A few farmers throughout the Modesto Irrigation District have offered to forgo 2,825 acre-feet of water this year at a fixed price so others can have more.

That amount represents less than 1.5 percent of the total that MID expects to deliver to growers this year. Participation might be low because farmers will get $400 an acre under the district-managed program, but might fetch higher prices selling to each other on the open market under a second innovation created especially for this drought season.

From: Todd Fitchette, Western Farm Press

Recent rains in California have helped some reservoir levels so much that state and federal water regulators have finally agreed to increase pumping from the Delta region to off-stream storage sites such as San Luis Reservoir.

While the increased pumping from the Delta is not every bit of what agriculture has been asking for it's certainly a good step in the right direction.
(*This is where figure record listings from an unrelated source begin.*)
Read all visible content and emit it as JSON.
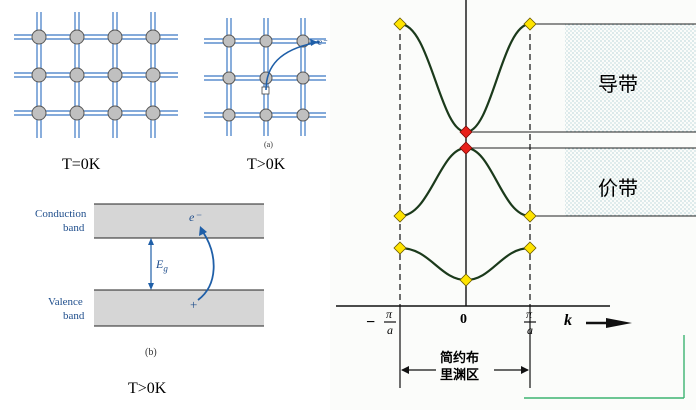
{
  "lattice": {
    "left_caption": "T=0K",
    "right_caption": "T>0K",
    "electron_label": "e⁻",
    "panel_tag": "(a)"
  },
  "band_gap": {
    "conduction_label_1": "Conduction",
    "conduction_label_2": "band",
    "valence_label_1": "Valence",
    "valence_label_2": "band",
    "gap_label": "E",
    "gap_sub": "g",
    "electron_label": "e⁻",
    "hole_label": "+",
    "panel_tag": "(b)",
    "caption": "T>0K"
  },
  "band_structure": {
    "conduction_band_label": "导带",
    "valence_band_label": "价带",
    "origin_label": "0",
    "k_axis_label": "k",
    "left_bound_num": "π",
    "left_bound_den": "a",
    "left_bound_sign": "−",
    "right_bound_num": "π",
    "right_bound_den": "a",
    "zone_label_1": "简约布",
    "zone_label_2": "里渊区"
  },
  "colors": {
    "lattice_line": "#3b78c4",
    "atom_fill": "#c0c0c0",
    "band_fill": "#d6d6d6",
    "arrow_blue": "#1f5fa8",
    "curve_green": "#1b3a1b",
    "marker_yellow": "#ffe400",
    "marker_red": "#e8201a",
    "dot_teal": "#3a8a9a"
  }
}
Let's store the water coming in so it can be used by agriculture, rather than simply letting excess amounts - those over and above what is needed to hold salinity levels in the Delta at bay - surge out to sea as has happened several times this winter.

Groundwater

From: Thomas Elias, Redding Record-Searchlight

The next front in California's long-running water wars has already opened, and the reasons for it will sometimes be hard to see - but not always.

That next fight is over ground water, source of about 35 percent of the state's fresh water in normal years and a much higher percentage in dry ones like 2014. This battle has the potential to become far more bitter than even the quarrels over how to distribute water from the Delta of the Sacramento and San Joaquin river systems.

It's all but certain that regulations of some kind will come soon to this only source of California fresh water that currently has virtually none.

From: David Bienick, KCRA

The Association of California Water Agencies proposed Monday toughening the state's rules for groundwater management and allowing for state takeovers of some poorly operated systems.

"We're drawing on the savings account in a pretty significant way and causing some significant damage in some isolated areas of the state," said Dave Orth, a member of the task force that wrote the ACWA report.

Farming News 

From: Sasha Khokha, KQED

These are magic weeks in the groves of the Central Valley citrus belt, a time when orchards are buzzing with honeybees and redolent with the heady, sweet smell of orange blossoms. But around the Tulare County town of Terra Bella, farmers like Matt Fisher smell doom.

"You don't want all these flowers," Fisher says, reaching into a tree and knocking off some blossoms. "The reason this tree is blooming so hard, is because the tree by nature wants to come out fighting from a freeze."

Fisheries

From: Staff, Contra Costa Times

The California Department of Fish and Wildlife will transport 100,000 juvenile Chinook salmon down the Sacramento River and release them into the San Francisco Bay on Wednesday as part of a five-year study to determine if the method increases survival rates.

Juvenile salmon, known as smolts, must travel from their upstream spawning grounds to the ocean where they mature to adulthood before returning to their spawning grounds three years later.

But smolts face a number of dangers in their trip down the Delta, including pumps, channel diversions and predators. The Fish and Wildlife study, now in its third year, is an attempt to help salmon avoid those dangers, said Andrew Hughan, spokesman for the Department of Fish and Wildlife.